Tuesday, January 3, 2017

Dueling claims about Boko Haram stronghold - either Sambisa forest was captured or it wasn't

From Reuters last week:
A man purporting to be the leader of Nigerian Islamist militant group Boko Haram, Abubakar Shekau, denied the jihadist group has been pushed out of its stronghold in the Sambisa forest, but the army said the base had been captured.
President Muhammadu Buhari on Saturday said Boko Haram's last enclave in the forest, a former game reserve in northeastern Nigeria, had been captured in the "final crushing" of the group.
Reuters has been unable to independently verify that the area was captured.
"We are safe. We have not been flushed out of anywhere," the man identifying himself as Shekau said in a video ... "If you indeed crushed us, how can you see me like this? How many times have you killed us in your bogus death?" ...
Nigeria's military has in recent years said it has killed or wounded Shekau on multiple occasions. 
Such statements have often swiftly been followed by video denials by someone who says he is Shekau, but poor footage makes it hard to confirm if the person is the same man as in previous videos. ...
Here's some evidence from Niger that might support the Nigerian government's claims:
Dozens of Boko Haram fighters have given themselves up to authorities in southern Niger, the interior minister said, days after the Islamist group suffered key losses over the border in Nigeria.
Although the Sambisa forest isn't very close to the Niger border, so maybe the events are unrelated (see map).

Gambia election follow-up: ECOWAS forces on alert

From Reuters:
Gambian leader Yahya Jammeh accused West African regional body ECOWAS of declaring war, after it said it was putting forces on alert in case he refused to step down at the end of his mandate this month. ...

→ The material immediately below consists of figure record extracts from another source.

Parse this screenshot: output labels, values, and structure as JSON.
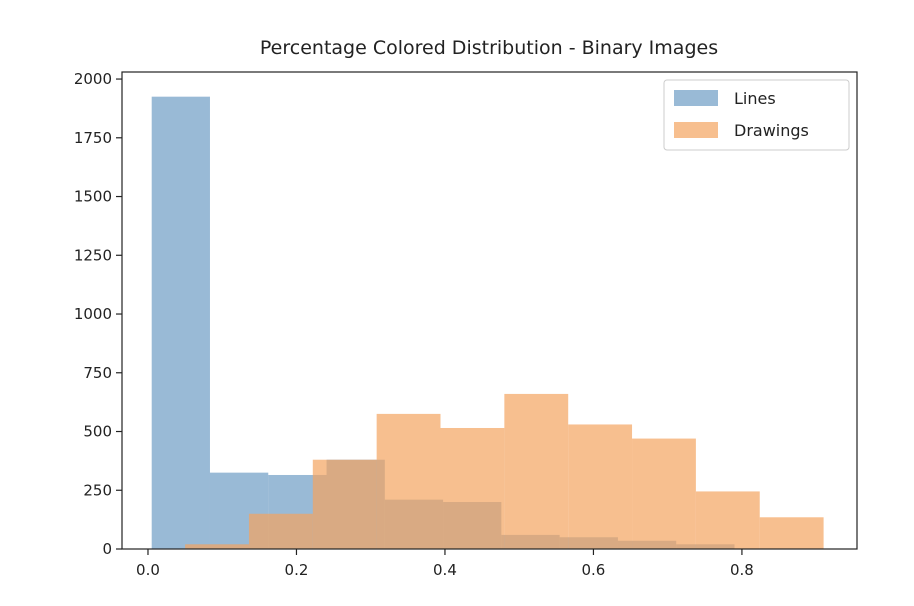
{
  "chart_data": {
    "type": "histogram",
    "title": "Percentage Colored Distribution - Binary Images",
    "xlabel": "",
    "ylabel": "",
    "xlim": [
      -0.035,
      0.955
    ],
    "ylim": [
      0,
      2030
    ],
    "xticks": [
      0.0,
      0.2,
      0.4,
      0.6,
      0.8
    ],
    "xtick_labels": [
      "0.0",
      "0.2",
      "0.4",
      "0.6",
      "0.8"
    ],
    "yticks": [
      0,
      250,
      500,
      750,
      1000,
      1250,
      1500,
      1750,
      2000
    ],
    "ytick_labels": [
      "0",
      "250",
      "500",
      "750",
      "1000",
      "1250",
      "1500",
      "1750",
      "2000"
    ],
    "grid": false,
    "legend_position": "top-right",
    "series": [
      {
        "name": "Lines",
        "color": "#4682b4",
        "opacity": 0.55,
        "bin_edges": [
          0.005,
          0.0835,
          0.162,
          0.2405,
          0.319,
          0.3975,
          0.476,
          0.5545,
          0.633,
          0.7115,
          0.79
        ],
        "counts": [
          1925,
          325,
          315,
          380,
          210,
          200,
          60,
          50,
          35,
          20
        ]
      },
      {
        "name": "Drawings",
        "color": "#f4a460",
        "opacity": 0.7,
        "bin_edges": [
          0.05,
          0.136,
          0.222,
          0.308,
          0.394,
          0.48,
          0.566,
          0.652,
          0.738,
          0.824,
          0.91
        ],
        "counts": [
          20,
          150,
          380,
          575,
          515,
          660,
          530,
          470,
          245,
          135
        ]
      }
    ]
  }
}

Tuesday, December 20, 2016

2016 Elections round-up and 2017 elections prelude

2016 was a big year for elections in ECOWAS countries:

  • Benin, Cape Verde, Gambia, Ghana, and Niger had presidential elections. Only in Cape Verde and Niger did an incumbent win (unless you believe Jammeh in Gambia that he should have won as well). 
  • Cape Verde, Côte d'Ivoire, Ghana, Niger, and Nigeria had parliamentary elections.
  • Cote d'Ivoire and Senegal both had constitutional referenda. 
  • Nigeria had gubernatorial and local elections, and Niger had local elections. 
2017 has fewer elections planned for ECOWAS countries:
  • Liberia has a presidential election in October and a constitutional referendum planned. 
  • Gambia has a parliamentary election in April (and a disputed presidential inauguration in January)
  • Senegal and Sierra Leone have general elections. 
  • Guinea and Niger have local elections.